The below code shows a case where the conditiontion 4 above is not applied.
v <- c(1, 2, 3, 4, 5, 6, 7, 8, 9, 10) # the parent vector
l <- 3 # constant length of sub-vectors to be
m <- length(v) - l + 1 # number of sub-vector to be
split(t(embed(v, m))[m:1,], 1:m)
$`1`
[1] 1 2 3
$`2`
[1] 2 3 4
$`3`
[1] 3 4 5
$`4`
[1] 4 5 6
$`5`
[1] 5 6 7
$`6`
[1] 6 7 8
$`7`
[1] 7 8 9
$`8`
[1] 8 9 10
The result I have in the above code will now be worked open by manually removing the subvectors that violate condition number 4 above.
I know that my number of subvectors should be length(ts) - l + 1 - floor((length(ts) - l + 1)/l) but when I tried the code below:
What I Want
$`1`
[1] 1 2 3
$`2`
[1] 2 3 4
$`3`
[1] 4 5 6
$`4`
[1] 5 6 7
$`5`
[1] 7 8 9
$`6`
[1] 8 9 10
The result must satisfy my number 4 condition and every other.
For illustration, consider a parent vector of x1 to x10 with a subvector size of l = 3 consecutive elements of its parent vector as follows:
x1, x2, x3
x2, x3, x4
x4, x5, x6
x5, x6, x7
x7, x8, x9
x8, x9, x10
What I do is form a series of subvectors each with length l =3 with starting elements being progressive in nature (x1, x2 x4, x5, x7, x8, x10) and not recursive. The third sub-vector starts from x4 and not x3 because starting it from x3 will make x3 3 a position of the original vector that is divisible by l = 3. The same consideration is applied to the 6th and the supposed 7th sub-vector.
How I Need It
I need an R code that gives me the output I want according to the conditions above. You can use v <- c(1, 2, 3, 4, 5, 6, 7, 8, 9, 10) for parent vector input with your choice of 1 < l < length(v) in your R code test.
One possibillity would be to create an empty list and append each subvector only if its first element is not divisible by l . Then we remove all NULL elements from the created list.

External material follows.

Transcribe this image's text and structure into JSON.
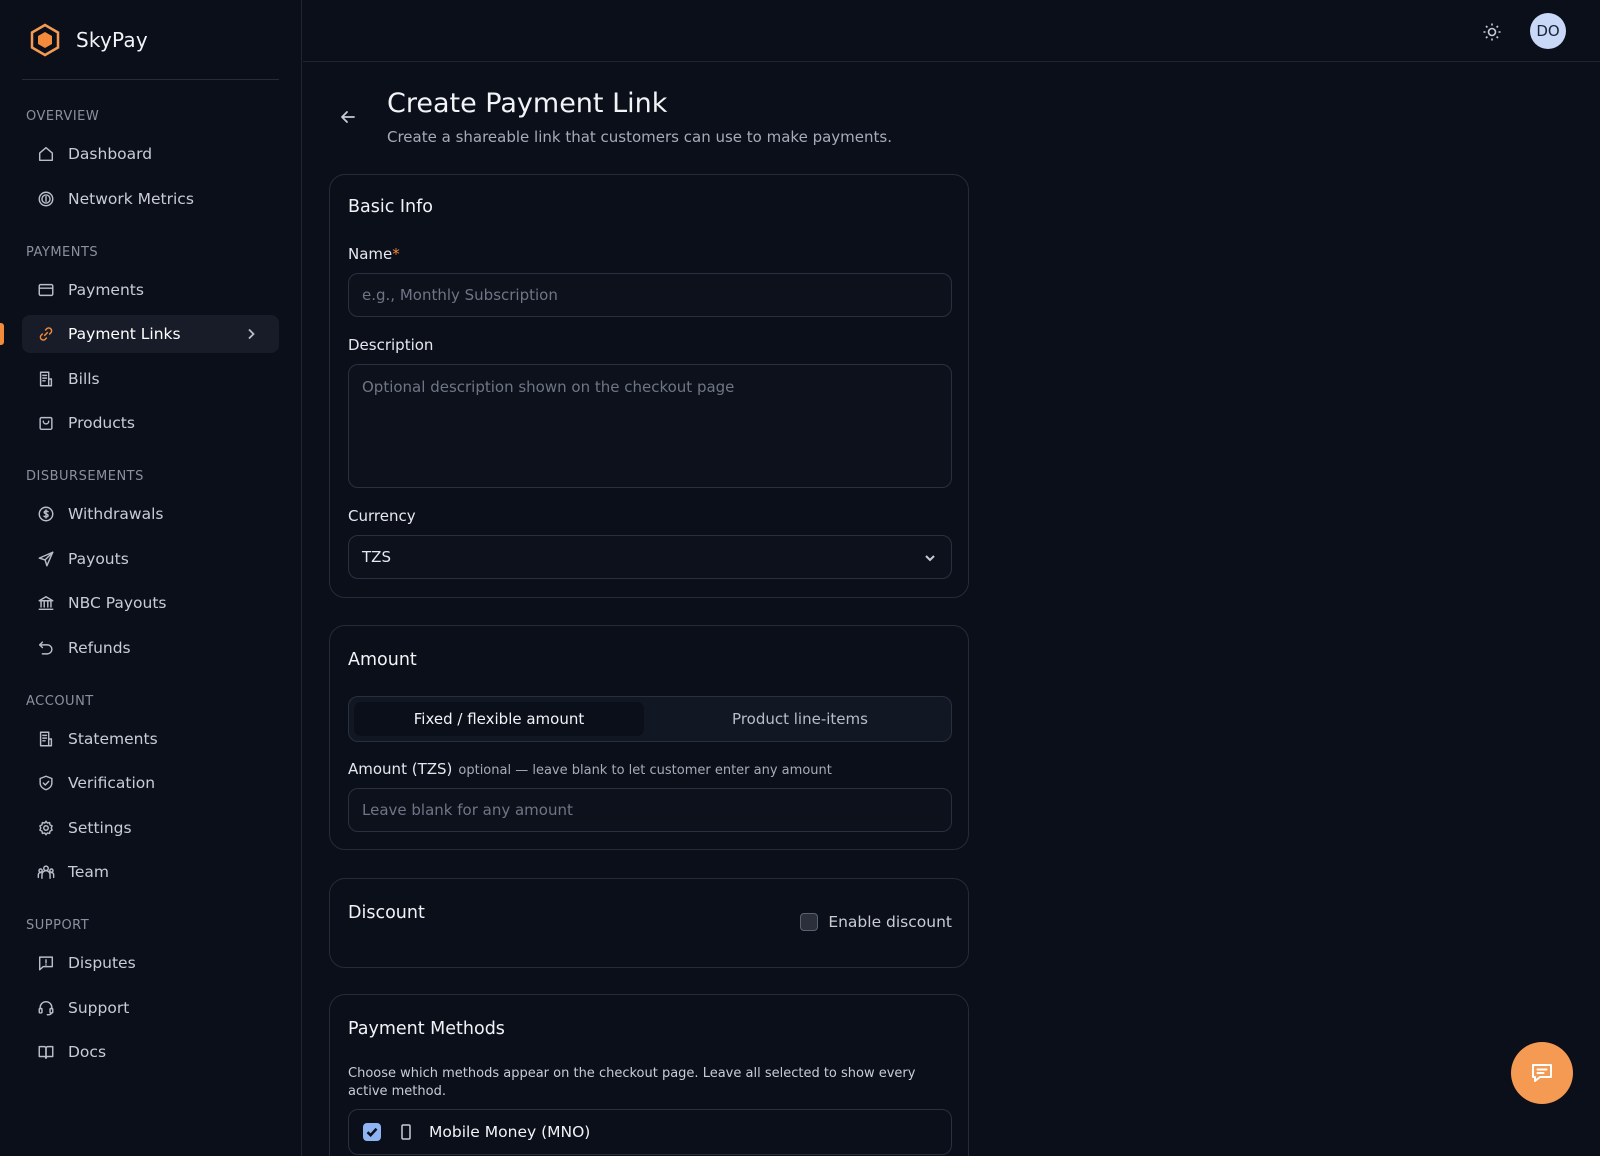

v <- c(1, 2, 3, 4, 5, 6, 7, 8, 9, 10) # the parent vector
l <- 3 # constant length of sub-vectors to be
m <- length(v) - l + 1 # number of sub-vector to be
li <- vector("list",m)
for (i in 1:m) {
if (v[i]%%l) {
li[[i]] <- v[i:(i+l-1)]
}
}
> Filter(Negate(is.null),li)
[[1]]
[1] 1 2 3
[[2]]
[1] 2 3 4
[[3]]
[1] 4 5 6
[[4]]
[1] 5 6 7
[[5]]
[1] 7 8 9
[[6]]
[1] 8 9 10
Or as a function :
kmers <- function(v,k) {
m <- (length(v)-k+1)
li <- vector("list",m)
for (i in 1:m) {
if (v[i]%%k) {
li[[i]] <- v[i:(i+k-1)]
}
}
Filter(Negate(is.null),li)
}
> kmers(v,3)
[[1]]
[1] 1 2 3
[[2]]
[1] 2 3 4
[[3]]
[1] 4 5 6
[[4]]
[1] 5 6 7
[[5]]
[1] 7 8 9
[[6]]
[1] 8 9 10
This is not an very " R" typicall solution, maybe there is something more elegant, but its not a very R typical problem either.